また、実際に更正処分をして、会社側が国税不服審判所や裁判所で争い、もし国側(税務当局)が負けた場合には、その調査官と直属の上司(統括官)にとって、査定面でたいへんなマイナスポイントとなり、昇進にも影響してきます。ましてや裁判で敗訴が確定したとあっては致命的で、その調査官と直属上司は、もはや税務官署で陽のあたるポストを手に入れることは永久に不可能となります。したがって、調査官としては、更正は可能な限り避けたく、会社に修正申告書を提出してほしいのです。
実際に税務当局が更正処分をする場合には、いわゆるグレ−ゾ−ンで納税者が争ってきたら負ける可能性のある部分は避け、絶対勝てる自信のある部分しか更正をしてこないものです。したがって、税法の知識がない会社であれば、わけもわからず調査官に言われるままに修正申告書を出すくらいならば、むしろ更正をさせた方が損害は少ないくらいです。

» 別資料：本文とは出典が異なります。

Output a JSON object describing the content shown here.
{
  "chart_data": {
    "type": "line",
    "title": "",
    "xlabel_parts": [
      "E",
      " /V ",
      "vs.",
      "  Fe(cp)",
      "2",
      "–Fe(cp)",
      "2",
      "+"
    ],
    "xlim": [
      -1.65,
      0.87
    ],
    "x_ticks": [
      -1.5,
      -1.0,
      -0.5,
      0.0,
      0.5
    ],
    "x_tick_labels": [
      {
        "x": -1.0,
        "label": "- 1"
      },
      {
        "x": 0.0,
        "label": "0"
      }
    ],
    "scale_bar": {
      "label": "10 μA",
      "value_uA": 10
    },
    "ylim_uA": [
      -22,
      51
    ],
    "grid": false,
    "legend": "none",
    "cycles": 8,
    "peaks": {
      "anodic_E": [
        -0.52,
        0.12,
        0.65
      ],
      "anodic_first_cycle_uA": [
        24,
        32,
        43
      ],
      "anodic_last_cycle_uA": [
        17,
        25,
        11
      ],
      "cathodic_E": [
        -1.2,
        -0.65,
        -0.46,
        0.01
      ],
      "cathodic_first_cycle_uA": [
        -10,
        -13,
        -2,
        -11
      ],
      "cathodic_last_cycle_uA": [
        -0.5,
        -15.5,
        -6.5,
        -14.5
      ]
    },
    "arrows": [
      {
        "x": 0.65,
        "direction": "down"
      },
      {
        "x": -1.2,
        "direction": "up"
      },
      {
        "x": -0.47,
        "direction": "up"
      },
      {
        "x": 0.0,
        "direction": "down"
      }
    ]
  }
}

ただ、会社側としても、本音をいえば更正処分を受けるよりも、税務当局の大幅譲歩を勝ち取り、修正申告に応じた方が得なのです。更正を受け、国税不服審判所で争うには、税理士か弁護士の指導が必要で、お金がかかります。裁判で争うならば、その手間と時間、弁護士費用の負担もばかになりません。30万や50万の税金ならば、裁判費用を考えれば泣き寝入りした方が得なくらいです。したがって、会社側としても更正は避け、当局との話し合いで譲歩させ、修正申告に応じた方が得策なのです。
F 修正申告書提出の注意事項
調査で指摘された非違事項について異議がない場合や、調査官との話し合いで合意に達したときは、修正申告書を提出することとなります。この場合、増差税額のほか、過少申告加算税が増差税額の10%〜15%(仮装隠蔽がある場合は重加算税35%)と、延滞税という利息が本来の納期限から年14.6%の日割計算(ただし、最初の2箇月間は公定歩合の4%増の日割)でかかります。ただし延滞税は、期限内申告書を提出していれば最高でも1年分までとなります。

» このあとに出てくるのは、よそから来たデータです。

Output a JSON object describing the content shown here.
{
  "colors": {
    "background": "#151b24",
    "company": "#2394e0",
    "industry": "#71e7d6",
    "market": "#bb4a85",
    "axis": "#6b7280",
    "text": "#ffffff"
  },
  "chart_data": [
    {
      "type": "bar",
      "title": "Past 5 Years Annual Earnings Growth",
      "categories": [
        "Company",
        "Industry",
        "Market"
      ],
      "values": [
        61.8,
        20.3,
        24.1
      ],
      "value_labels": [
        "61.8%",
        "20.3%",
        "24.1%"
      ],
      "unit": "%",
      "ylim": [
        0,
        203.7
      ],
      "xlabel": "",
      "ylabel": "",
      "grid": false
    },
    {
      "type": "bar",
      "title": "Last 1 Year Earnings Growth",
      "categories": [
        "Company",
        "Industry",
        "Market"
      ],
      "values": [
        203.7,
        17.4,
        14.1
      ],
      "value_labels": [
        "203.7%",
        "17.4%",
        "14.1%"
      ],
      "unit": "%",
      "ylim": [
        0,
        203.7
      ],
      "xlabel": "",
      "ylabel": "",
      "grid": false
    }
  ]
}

したがって、法定申告期限から1年未満のものは、なるべく早く修正申告書を提出して納税した方が延滞税が少なくなります。しかし申告期限から1年を経過しているものは、延滞税はもはやこれ以上増えませんので、会社の資金繰りを考慮して修正申告と納税の時期を決定します。修正申告が遅れるようならば、調査官にその旨連絡して了解を得ます。

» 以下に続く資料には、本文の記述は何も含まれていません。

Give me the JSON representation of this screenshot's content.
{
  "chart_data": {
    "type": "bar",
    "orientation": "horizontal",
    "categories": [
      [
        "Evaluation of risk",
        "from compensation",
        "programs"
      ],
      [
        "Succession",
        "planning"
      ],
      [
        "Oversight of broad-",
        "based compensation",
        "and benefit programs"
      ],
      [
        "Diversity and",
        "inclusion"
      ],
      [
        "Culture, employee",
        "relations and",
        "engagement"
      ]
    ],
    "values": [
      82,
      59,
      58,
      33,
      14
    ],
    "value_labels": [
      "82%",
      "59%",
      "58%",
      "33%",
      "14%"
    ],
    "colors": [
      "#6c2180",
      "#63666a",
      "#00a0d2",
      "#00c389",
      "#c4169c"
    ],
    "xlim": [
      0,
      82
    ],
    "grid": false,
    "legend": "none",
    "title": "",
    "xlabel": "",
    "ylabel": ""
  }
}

注意すべきことは、修正申告書を提出すると、いくら内容に異議があっても、税務署長に対する不服申立て、国税不服審判所への審査請求、裁判所への提訴という、係争する一切の手段と権利を失ってしまうことです。そのため、納得できない修正申告には、絶対に応じてはいけません。
今回の調査で指摘された問題点については改善し、また、調査の対処についても教訓を書きとめ、次回の調査では再び同じ轍を踏まないための糧としましょう。向こうも調査の記録を税歴表に記入して、後任者のために残しているのですから。